Una de esas paradojas terminales que ahora germinan en el humus de la metástasis del Estado es la inversión absoluta de las señas de identidad de la izquierda. De ahí que la mayoría progresista del Parlamento esté gozosamente predispuesta a izar en Cataluña la misma bandera de la desigualdad que porta en Italia la extrema derecha xenófoba de Umberto Bossi. Aunque, hasta hace media hora, el estandarte de los fueros locales, que siempre ha sido el blasón de la nueva Edad Media, luciera exclusivamente en las balconadas de los huérfanos inconsolables de Fernando VII.
Razón de que el PNV, que nunca ha disimulado su fiebre por deshacer la Nación soberana que emergió de las Cortes de Cádiz, comenzara su labor de zapa exigiendo la ruptura de la solidaridad fiscal entre los españoles.
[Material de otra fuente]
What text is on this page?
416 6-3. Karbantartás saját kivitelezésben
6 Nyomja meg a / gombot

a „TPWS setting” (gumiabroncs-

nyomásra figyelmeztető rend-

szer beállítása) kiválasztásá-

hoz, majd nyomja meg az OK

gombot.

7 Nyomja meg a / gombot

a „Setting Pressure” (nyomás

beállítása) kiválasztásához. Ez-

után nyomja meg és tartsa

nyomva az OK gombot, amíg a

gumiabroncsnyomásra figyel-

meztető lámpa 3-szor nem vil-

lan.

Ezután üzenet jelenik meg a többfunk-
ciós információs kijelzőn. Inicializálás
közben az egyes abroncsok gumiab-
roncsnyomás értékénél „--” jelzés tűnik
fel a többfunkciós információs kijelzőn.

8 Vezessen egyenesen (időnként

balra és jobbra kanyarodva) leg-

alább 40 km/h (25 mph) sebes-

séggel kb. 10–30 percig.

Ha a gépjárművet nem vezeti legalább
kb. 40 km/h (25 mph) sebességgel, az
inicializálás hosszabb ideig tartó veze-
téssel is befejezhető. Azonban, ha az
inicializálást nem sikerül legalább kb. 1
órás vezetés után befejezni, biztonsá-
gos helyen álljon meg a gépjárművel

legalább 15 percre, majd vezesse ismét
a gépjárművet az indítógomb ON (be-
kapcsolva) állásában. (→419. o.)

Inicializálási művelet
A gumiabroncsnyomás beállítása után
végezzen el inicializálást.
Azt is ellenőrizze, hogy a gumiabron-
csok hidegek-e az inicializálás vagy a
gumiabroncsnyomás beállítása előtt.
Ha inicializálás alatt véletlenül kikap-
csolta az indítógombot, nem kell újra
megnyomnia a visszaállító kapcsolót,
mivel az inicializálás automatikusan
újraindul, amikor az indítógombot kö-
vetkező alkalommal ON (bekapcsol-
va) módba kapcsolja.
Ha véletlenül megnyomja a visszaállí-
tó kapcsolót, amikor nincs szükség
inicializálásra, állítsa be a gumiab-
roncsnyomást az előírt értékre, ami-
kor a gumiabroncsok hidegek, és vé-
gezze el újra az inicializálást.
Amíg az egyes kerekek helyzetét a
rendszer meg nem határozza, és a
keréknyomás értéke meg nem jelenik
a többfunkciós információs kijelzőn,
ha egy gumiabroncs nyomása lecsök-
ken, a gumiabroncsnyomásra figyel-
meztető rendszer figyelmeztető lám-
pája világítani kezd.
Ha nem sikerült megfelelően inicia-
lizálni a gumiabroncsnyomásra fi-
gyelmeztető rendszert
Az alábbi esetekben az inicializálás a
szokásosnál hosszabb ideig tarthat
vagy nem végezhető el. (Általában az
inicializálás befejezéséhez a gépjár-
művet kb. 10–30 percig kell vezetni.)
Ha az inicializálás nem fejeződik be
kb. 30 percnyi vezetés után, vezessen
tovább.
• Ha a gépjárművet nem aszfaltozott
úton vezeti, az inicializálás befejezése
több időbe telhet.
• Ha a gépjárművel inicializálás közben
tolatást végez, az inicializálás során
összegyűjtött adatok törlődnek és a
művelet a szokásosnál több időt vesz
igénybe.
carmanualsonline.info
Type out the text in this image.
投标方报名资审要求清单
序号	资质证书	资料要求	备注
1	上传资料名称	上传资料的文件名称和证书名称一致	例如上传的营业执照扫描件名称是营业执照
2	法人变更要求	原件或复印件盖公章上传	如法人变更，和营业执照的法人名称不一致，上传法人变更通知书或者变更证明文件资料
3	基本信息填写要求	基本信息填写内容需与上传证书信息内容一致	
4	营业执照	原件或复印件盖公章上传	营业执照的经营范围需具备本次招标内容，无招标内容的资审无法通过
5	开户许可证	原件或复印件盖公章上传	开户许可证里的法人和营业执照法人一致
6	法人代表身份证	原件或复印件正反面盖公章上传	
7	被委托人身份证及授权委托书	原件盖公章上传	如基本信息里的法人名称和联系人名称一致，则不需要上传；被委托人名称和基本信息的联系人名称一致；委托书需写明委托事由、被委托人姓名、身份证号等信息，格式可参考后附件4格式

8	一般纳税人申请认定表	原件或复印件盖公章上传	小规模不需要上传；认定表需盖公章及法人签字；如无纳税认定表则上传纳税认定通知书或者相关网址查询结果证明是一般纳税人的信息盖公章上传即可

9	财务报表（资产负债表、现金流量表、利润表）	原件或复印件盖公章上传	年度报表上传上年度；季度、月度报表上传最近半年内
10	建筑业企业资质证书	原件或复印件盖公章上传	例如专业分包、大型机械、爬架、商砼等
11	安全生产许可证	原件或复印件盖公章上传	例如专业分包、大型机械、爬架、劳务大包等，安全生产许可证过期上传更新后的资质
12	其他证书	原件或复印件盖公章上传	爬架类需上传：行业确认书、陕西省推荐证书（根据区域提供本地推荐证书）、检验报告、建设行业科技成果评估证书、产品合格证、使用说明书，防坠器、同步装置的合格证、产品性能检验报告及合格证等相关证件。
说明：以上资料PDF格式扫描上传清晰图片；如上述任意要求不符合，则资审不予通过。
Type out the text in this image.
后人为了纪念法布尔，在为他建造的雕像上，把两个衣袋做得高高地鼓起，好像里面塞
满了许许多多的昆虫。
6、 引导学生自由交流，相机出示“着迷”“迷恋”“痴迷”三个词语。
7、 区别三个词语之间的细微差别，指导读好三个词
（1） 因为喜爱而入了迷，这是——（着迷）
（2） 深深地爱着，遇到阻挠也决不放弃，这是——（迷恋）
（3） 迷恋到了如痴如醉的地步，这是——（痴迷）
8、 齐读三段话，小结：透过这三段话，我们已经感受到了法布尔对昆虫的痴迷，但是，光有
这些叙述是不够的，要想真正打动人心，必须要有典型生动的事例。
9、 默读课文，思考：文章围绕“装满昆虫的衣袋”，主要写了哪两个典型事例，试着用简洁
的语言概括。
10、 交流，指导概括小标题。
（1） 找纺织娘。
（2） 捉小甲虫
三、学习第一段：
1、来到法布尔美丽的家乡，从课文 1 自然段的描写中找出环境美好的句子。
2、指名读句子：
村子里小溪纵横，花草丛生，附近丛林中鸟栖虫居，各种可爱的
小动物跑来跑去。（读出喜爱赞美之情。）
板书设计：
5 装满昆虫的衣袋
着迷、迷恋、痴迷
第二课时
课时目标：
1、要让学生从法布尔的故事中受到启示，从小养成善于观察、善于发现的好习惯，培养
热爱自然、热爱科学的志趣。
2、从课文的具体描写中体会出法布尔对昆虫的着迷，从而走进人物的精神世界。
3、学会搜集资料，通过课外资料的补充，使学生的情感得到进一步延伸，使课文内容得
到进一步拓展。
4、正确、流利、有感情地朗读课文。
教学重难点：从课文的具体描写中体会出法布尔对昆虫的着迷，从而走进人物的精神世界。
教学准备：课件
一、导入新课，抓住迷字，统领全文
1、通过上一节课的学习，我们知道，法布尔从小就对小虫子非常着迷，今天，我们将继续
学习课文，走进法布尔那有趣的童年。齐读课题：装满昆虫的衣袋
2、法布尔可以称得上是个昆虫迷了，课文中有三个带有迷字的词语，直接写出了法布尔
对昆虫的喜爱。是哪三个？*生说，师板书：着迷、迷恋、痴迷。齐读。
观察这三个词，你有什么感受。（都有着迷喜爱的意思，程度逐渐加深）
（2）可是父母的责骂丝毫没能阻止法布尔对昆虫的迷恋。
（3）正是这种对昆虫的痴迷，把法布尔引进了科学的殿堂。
Fue, conviene no olvidarlo, durante el proceso de elaboración de la Constitución del 78. Justo entonces, cuando las balas de la ETA agitaban cada día el árbol, a la espera de que Arzallus recogiese las nueces de esa Disposición Adicional que reinstauraba los derechos histéricos, como bien dice Jorge de Esteban. Así, manchada de sangre, la cuña del Medioevo se colaría en la Modernidad.
Sin embargo, por aquel entonces, el partido socialista aún comprendía la contradicción insalvable entre la retórica sobre la igualdad entre los ciudadanos y el discurso de la asimetría para los territorios que albergan a esos mismos depositarios de la soberanía. Estatalizar la sociedad por medio de la ingeniería social forzando la máxima igualación ex post, constituía la almendra del paradigma que proveía de sentido su propia existencia como organización. Y así continuaría siendo hasta la catarsis doctrinal que supuso la llegada de Zapatero al poder. Hasta que la indigencia ideológica del grupo que con él tomó las riendas del partido hiciera de las urgencias tácticas el nuevo y único programa máximo. Hasta que la desigualdad ex ante y la privatización extensiva de todas y cada una de las parcelas del Estado ocuparan el altar de una nueva utopía retrógrada.